PRESS RELEASE
Firstly, from the Forest Science and Technology Centre of Catalonia (CTFC) and the FIRE-RES team, we would like to express our condolences to the families and friends of the victims of the Torrefeta and Florejacs wildfire in La Segarra.
On the 1st of July of 2025, a wildfire broke out in Segarra, killing two people, slightly injuring two firefighters, affecting an area of about 5,500 ha and burning a farmhouse, 2 sheds, 3 farms and a building. This wildfire had an extreme behaviour, with propagation speeds of up to 28 km/h (one of the highest ever recorded in Europe) and generating a 14 km high pyrocumulus and impacting an area 40 km long.
This wildfire took place in a landscape with little forest area, but where the cereal fields were about to be harvested or with the straw to be collected. The affected area is therefore a homogeneous landscape and remains very vulnerable during this harvesting period due to the large accumulation of straw and grass that the spring rains had made grow and were now dry.
The wildfire spread with extreme behaviour due to pyroconvection processes generated due to the large amount of energy released in a short time when the amount of fine fuel available was burning. The unstable atmosphere and the interaction with the two storm fronts also contributed to it. This same phenomenon has been observed and studied in Chile, Portugal, the Landes or California.
As a result of the developed pyroconvection and the interaction with the storms, the column of smoke was dense enough to have to confine the population in the 26,000 ha around the wildfire. In addition to the usual communication channels, the ES-ALERT system was used to warn the population of the situation and how to act (confinement). These guidelines for action and recommendations are key to creating the necessary risk awareness so that the population can collaborate with the management of the emergency itself.

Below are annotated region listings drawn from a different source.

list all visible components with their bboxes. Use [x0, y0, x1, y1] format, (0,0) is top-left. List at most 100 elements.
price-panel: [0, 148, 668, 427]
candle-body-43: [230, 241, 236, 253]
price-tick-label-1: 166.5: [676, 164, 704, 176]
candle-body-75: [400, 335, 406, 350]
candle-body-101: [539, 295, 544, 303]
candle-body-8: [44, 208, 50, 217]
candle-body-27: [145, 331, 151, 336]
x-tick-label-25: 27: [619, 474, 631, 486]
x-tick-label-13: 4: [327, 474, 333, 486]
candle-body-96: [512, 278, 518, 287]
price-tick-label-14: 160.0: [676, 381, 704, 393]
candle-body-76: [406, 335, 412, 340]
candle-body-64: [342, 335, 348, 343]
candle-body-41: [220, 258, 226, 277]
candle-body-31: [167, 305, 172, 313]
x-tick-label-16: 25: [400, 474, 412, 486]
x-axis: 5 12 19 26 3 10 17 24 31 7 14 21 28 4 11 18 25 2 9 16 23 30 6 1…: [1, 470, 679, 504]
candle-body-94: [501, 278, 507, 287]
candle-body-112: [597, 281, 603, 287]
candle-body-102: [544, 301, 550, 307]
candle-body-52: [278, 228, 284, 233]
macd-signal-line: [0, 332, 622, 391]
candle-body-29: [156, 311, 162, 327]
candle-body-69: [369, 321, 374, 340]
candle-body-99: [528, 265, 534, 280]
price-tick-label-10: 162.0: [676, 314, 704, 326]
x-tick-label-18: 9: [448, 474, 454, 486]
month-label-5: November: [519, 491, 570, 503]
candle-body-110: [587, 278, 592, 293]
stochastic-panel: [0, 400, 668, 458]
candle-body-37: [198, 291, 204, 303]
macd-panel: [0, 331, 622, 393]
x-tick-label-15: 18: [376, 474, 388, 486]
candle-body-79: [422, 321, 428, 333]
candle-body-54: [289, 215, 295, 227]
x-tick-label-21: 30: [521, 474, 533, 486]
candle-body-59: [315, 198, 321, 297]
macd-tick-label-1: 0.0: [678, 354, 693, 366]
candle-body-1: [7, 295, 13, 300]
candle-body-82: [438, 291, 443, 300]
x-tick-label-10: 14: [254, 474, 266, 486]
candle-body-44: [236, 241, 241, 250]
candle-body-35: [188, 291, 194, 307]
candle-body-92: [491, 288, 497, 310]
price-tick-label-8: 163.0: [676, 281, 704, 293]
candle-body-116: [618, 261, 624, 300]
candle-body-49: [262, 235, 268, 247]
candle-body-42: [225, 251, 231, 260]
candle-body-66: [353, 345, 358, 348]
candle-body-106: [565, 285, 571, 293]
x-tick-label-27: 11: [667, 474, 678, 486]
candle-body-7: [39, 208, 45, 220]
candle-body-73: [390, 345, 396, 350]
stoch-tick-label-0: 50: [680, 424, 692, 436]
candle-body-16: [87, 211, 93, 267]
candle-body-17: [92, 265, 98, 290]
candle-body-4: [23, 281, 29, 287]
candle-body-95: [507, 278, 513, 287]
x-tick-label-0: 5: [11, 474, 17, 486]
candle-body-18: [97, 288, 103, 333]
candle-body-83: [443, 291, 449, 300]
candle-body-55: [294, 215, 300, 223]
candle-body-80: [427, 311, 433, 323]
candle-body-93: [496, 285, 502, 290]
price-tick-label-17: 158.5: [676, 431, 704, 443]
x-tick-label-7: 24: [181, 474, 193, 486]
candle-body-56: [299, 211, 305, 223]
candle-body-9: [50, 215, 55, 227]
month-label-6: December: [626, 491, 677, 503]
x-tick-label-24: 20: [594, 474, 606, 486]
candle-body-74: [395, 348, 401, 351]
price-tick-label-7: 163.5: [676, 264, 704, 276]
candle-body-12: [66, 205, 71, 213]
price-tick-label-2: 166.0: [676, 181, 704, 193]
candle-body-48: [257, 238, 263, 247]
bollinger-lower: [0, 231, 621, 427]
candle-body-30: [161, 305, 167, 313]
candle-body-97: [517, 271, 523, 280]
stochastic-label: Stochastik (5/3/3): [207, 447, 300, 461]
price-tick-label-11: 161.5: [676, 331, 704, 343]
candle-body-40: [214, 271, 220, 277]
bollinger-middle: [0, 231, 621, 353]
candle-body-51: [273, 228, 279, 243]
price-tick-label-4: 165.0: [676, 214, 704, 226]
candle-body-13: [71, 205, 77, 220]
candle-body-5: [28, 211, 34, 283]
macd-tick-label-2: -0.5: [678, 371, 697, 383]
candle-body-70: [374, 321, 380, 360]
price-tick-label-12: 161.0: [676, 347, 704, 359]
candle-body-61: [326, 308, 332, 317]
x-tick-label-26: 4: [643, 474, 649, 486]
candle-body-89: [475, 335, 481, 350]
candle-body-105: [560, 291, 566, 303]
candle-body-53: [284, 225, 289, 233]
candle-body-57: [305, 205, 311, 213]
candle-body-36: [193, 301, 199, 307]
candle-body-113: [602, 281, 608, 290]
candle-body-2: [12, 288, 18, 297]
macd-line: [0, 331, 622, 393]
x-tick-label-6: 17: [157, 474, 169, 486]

The FIRE-RES project is a large European project led by the CTFC and with the participation of the Fire Department of the Generalitat and other entities of Catalonia, which focuses on the study of extreme wildfires in which phenomena such as those that have occurred in the Torrefeta and Florejacs wildfire occur, pyroconvection phenomena that include the coupling of fire with the atmosphere generating a pyrocumulus. The project’s main objectives are the development and implementation of innovations and solutions applied in large study areas throughout Europe and Chile. This scenario of extreme wildfires, uncertain in their development and difficult to predict, is becoming increasingly frequent due to climate change that has been manifesting itself unequivocally in recent years.
This wildfire highlights some of the CHALLENGES that were defined at the beginning of the project:
A mosaic landscape reduces the risk of extreme behaviours but does not eliminate them if it accumulates enough biomass to release the critical energy for pyroconvection phenomena in adverse environmental conditions. This accumulation and continuity of biomass could be reduced by increasing the diversification of forest and crop types.
The landscape is dynamic, and constant monitoring is necessary to identify risk situations. In the case of extreme wildfires, this involves monitoring the available biomass load that will be transformed into energy to feed pyroconvection processes.
Monitoring meteorological variables at the surface is not sufficient to anticipate risk situations. It is necessary to identify the key atmospheric variables that describe convection processes in the upper layers of the atmosphere to assess the risk of having extreme situations and monitor them.